Western blot analysis

Western blot analysis were carried out based on a previous protocol61. Briefly, liver tissues and BMM were lysed in T-PER lysis buffer or RIPA buffer (Thermo Fisher Scientific, Waltham, MA), respectively, supplemented with protease inhibitors and 1 mM phenylmethylsulphonyl fluoride (PMSF). Protein extraction was performed at 4 °C for 30 min. The protein content of the lysates was measured using a Bicinchoninic Acid Assay Kit (Pierce). Lysates (15–40 μg) were resolved in 4% to 20% gradient SDS–PAGE under reducing conditions. The membranes were processed and probed with the following antibodies: anti-pS6 (1:2000), anti-p4E-BP1 (1:1000) (Cell Signaling technology), anti-LC3B (1:1000), anti-SQSTM1/p62 (1:1000, Cell Signaling technology) and anti-Arginase-1 (1:1000) (Novus Biologicals, Littleton). Blots were probed with the appropriate primary antibodies and peroxidase-conjugated bovine anti-rabbit secondary antibodies (1:10000) (Santa Cruz Biotechnology). Blots were stripped with Restore Western Blot Stripping Buffer (Pierce) and re-probed with anti-β-Actin (1:2500, Abcam). Mean pixel density of bands in Western blots was determined using ImageJ software version 1.48 (NIH, Bethesda, MD).

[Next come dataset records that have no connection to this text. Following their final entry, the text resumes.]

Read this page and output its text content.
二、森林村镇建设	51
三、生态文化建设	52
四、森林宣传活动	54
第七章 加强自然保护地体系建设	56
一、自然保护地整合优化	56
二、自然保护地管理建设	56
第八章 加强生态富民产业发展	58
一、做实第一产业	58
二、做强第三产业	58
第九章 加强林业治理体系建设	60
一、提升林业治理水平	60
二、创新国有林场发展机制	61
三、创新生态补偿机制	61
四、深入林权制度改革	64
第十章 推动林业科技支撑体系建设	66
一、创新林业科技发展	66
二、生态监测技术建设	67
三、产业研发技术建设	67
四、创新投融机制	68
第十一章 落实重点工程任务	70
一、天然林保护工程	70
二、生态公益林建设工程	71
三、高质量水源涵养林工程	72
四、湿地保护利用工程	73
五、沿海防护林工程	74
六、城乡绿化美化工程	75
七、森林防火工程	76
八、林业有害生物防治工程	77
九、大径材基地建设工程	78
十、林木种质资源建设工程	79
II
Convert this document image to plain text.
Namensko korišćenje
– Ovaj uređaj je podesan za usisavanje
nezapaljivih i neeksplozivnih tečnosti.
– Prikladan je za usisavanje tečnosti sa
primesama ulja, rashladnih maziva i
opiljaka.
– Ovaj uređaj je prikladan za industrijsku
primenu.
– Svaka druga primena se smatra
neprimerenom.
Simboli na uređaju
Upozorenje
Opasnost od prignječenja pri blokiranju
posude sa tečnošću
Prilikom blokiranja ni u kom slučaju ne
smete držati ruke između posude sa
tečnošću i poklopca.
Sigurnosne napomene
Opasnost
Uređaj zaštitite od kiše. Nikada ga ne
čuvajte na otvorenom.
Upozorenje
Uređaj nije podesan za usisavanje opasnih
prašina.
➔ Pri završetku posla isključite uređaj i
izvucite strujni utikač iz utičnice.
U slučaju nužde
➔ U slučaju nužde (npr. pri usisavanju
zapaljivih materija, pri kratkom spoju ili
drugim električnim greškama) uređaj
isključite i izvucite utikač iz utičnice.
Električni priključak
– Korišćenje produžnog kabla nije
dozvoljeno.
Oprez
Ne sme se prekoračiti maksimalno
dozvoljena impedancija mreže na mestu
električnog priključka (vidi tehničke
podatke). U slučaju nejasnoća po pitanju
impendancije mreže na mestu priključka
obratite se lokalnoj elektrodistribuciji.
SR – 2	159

Immunofluorescence staining and confocal microscopy

The number of LC3 puncta and colocalization of LC3 with acidified lysosomes was determined by confocal microscopy as previously described61. Briefly, BMM cultured on cover slips were infected with IOE at MOI of 5 or left uninfected. Cells were then washed 3X with PBS, fixed with 2% paraformaldehyde for 20 min, and permeabilized with 0.1% Triton X-100 in PBS for 30 min. After blocking with 5% BSA (Sigma-Aldrich, A2153) for 60 min, the primary antibodies; anti-LC3 (Sigma, 50 ug/mL) was added for 1 h at room temperature. Cells were washed and then incubated with fluorescent labeled anti-rabbit secondary antibody DyLight (VectaFluor, 1:500) for 1 h. Nuclei were stained with DAPI and cells were analyzed by confocal microscopy (Olympus Flouview 1000). Analysis of acidified lysosome was performed using LysoTracker Red (cat. L-12492, Thermofisher) at 37 °C for 1 h and assessed with a confocal microscope (Olympus flouview 1000).

Statistical analysis

All presented data are representative of two or three independent experiments that yielded corroborative results. Two group analyses were performed using an unpaired two-tailed t test. For comparison of multiple experimental groups, we used one–way analysis of variance (ANOVA) with Bonferroni’s procedure. Calculations were processed using Graph Pad Prism (GraphPad Software Inc., La Jolla, CA, USA) and values are expressed as mean and standard deviations (SD). Differences between groups that were statistically significant were represented as: * for p values ≤ 0.05, ** for p values ≤ 0.01, *** for p values ≤ 0.001 and **** for p values ≤ 0.0001.